Millions of people, the Pope says, are killed every year by air pollution.  The seas are in danger of a mass die-off of marine life because of acidification.  An ecology is a dense network of inter-relationships, he underlines.  Trying to address one problem (e.g. transportation emissions) may only create others if a broad, holistic approach is not taken.  Electric cars, e.g., are only able to substantially reduce emissions if the power plants that provide their electricity are not run on coal.

“A very solid scientific consensus indicates that we are presently witnessing a disturbing warming of the climatic system. In recent decades this warming has been accompanied by a constant rise in the sea level and, it would appear, by an increase of extreme weather events, even if a scientifically determinable cause cannot be assigned to each particular phenomenon. Humanity is called to recognize the need for changes of lifestyle, production and consumption, in order to combat this warming or at least the human causes which produce or aggravate it.”

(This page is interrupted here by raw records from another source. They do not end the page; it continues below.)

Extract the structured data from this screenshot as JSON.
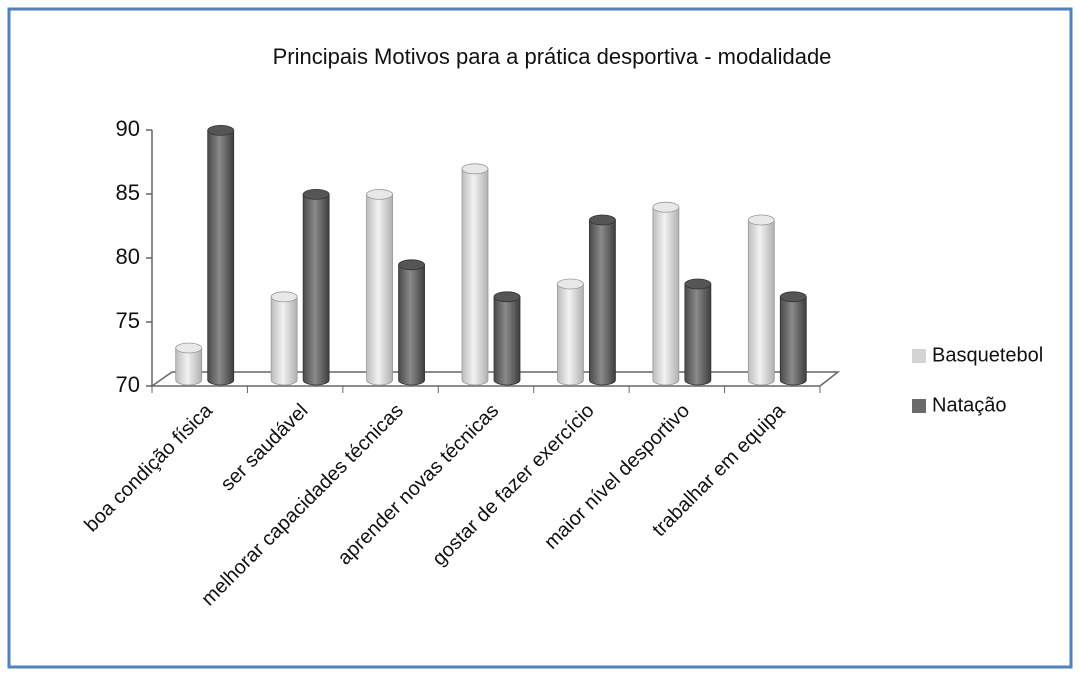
{
  "chart_data": {
    "type": "bar",
    "title": "Principais Motivos para a prática desportiva - modalidade",
    "categories": [
      "boa condição física",
      "ser saudável",
      "melhorar capacidades técnicas",
      "aprender novas técnicas",
      "gostar de fazer exercício",
      "maior nível desportivo",
      "trabalhar em equipa"
    ],
    "series": [
      {
        "name": "Basquetebol",
        "color": "#d4d4d4",
        "values": [
          72.5,
          76.5,
          84.5,
          86.5,
          77.5,
          83.5,
          82.5
        ]
      },
      {
        "name": "Natação",
        "color": "#6a6a6a",
        "values": [
          89.5,
          84.5,
          79,
          76.5,
          82.5,
          77.5,
          76.5
        ]
      }
    ],
    "ylim": [
      70,
      90
    ],
    "yticks": [
      70,
      75,
      80,
      85,
      90
    ],
    "legend": "right"
  }
}
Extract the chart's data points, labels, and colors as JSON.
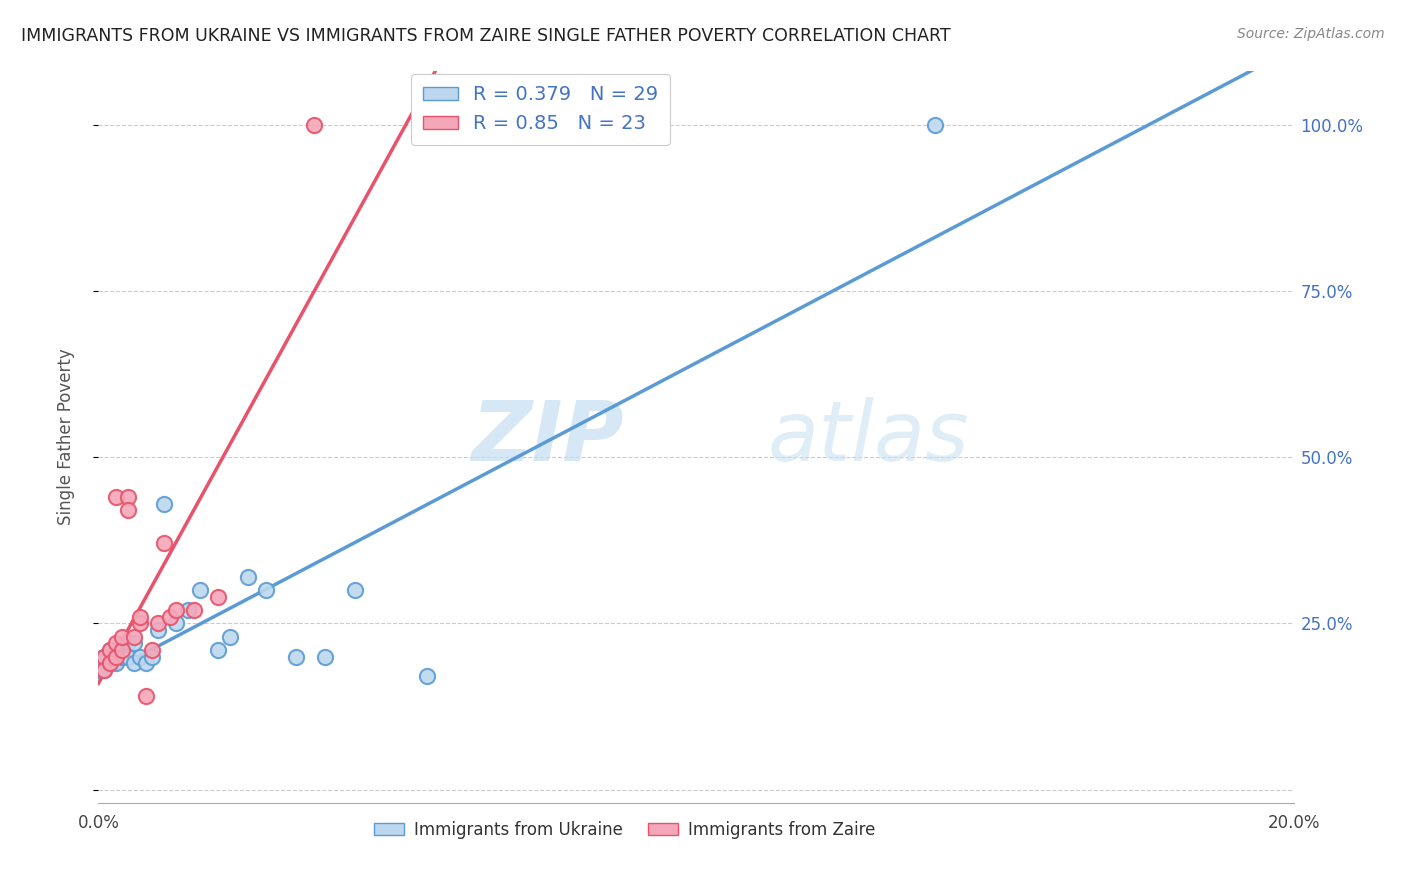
{
  "title": "IMMIGRANTS FROM UKRAINE VS IMMIGRANTS FROM ZAIRE SINGLE FATHER POVERTY CORRELATION CHART",
  "source": "Source: ZipAtlas.com",
  "ylabel": "Single Father Poverty",
  "xlim": [
    0.0,
    0.2
  ],
  "ylim": [
    -0.02,
    1.08
  ],
  "ukraine_color": "#5b9bd5",
  "ukraine_color_light": "#bdd7ee",
  "zaire_color": "#f4a7b9",
  "zaire_color_dark": "#e8526a",
  "R_ukraine": 0.379,
  "N_ukraine": 29,
  "R_zaire": 0.85,
  "N_zaire": 23,
  "ukraine_scatter_x": [
    0.001,
    0.001,
    0.002,
    0.002,
    0.003,
    0.003,
    0.004,
    0.004,
    0.005,
    0.005,
    0.006,
    0.006,
    0.007,
    0.008,
    0.009,
    0.01,
    0.011,
    0.013,
    0.015,
    0.017,
    0.02,
    0.022,
    0.025,
    0.028,
    0.033,
    0.038,
    0.043,
    0.055,
    0.14
  ],
  "ukraine_scatter_y": [
    0.2,
    0.18,
    0.21,
    0.19,
    0.2,
    0.19,
    0.21,
    0.2,
    0.22,
    0.2,
    0.22,
    0.19,
    0.2,
    0.19,
    0.2,
    0.24,
    0.43,
    0.25,
    0.27,
    0.3,
    0.21,
    0.23,
    0.32,
    0.3,
    0.2,
    0.2,
    0.3,
    0.17,
    1.0
  ],
  "zaire_scatter_x": [
    0.001,
    0.001,
    0.002,
    0.002,
    0.003,
    0.003,
    0.003,
    0.004,
    0.004,
    0.005,
    0.005,
    0.006,
    0.007,
    0.007,
    0.008,
    0.009,
    0.01,
    0.011,
    0.012,
    0.013,
    0.016,
    0.02,
    0.036
  ],
  "zaire_scatter_y": [
    0.2,
    0.18,
    0.21,
    0.19,
    0.2,
    0.22,
    0.44,
    0.21,
    0.23,
    0.44,
    0.42,
    0.23,
    0.25,
    0.26,
    0.14,
    0.21,
    0.25,
    0.37,
    0.26,
    0.27,
    0.27,
    0.29,
    1.0
  ],
  "watermark_zip": "ZIP",
  "watermark_atlas": "atlas",
  "background_color": "#ffffff",
  "grid_color": "#cccccc",
  "ytick_positions": [
    0.0,
    0.25,
    0.5,
    0.75,
    1.0
  ],
  "ytick_labels_right": [
    "",
    "25.0%",
    "50.0%",
    "75.0%",
    "100.0%"
  ],
  "xtick_positions": [
    0.0,
    0.05,
    0.1,
    0.15,
    0.2
  ],
  "xtick_labels": [
    "0.0%",
    "",
    "",
    "",
    "20.0%"
  ]
}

Pope Francis notes the near unanimity of scientists on the danger of human-made climate change.  Extreme weather and sea level rise are among the dangers.  We have to stop emitting so much carbon dioxide, and that will require changes in our styles of life.

But above all it will require a conscience and dedication and solidarity.

Trump is a little unlikely to get it.  But the point of publicly bestowing on him this gift is that the Pope hopes the rest of us will.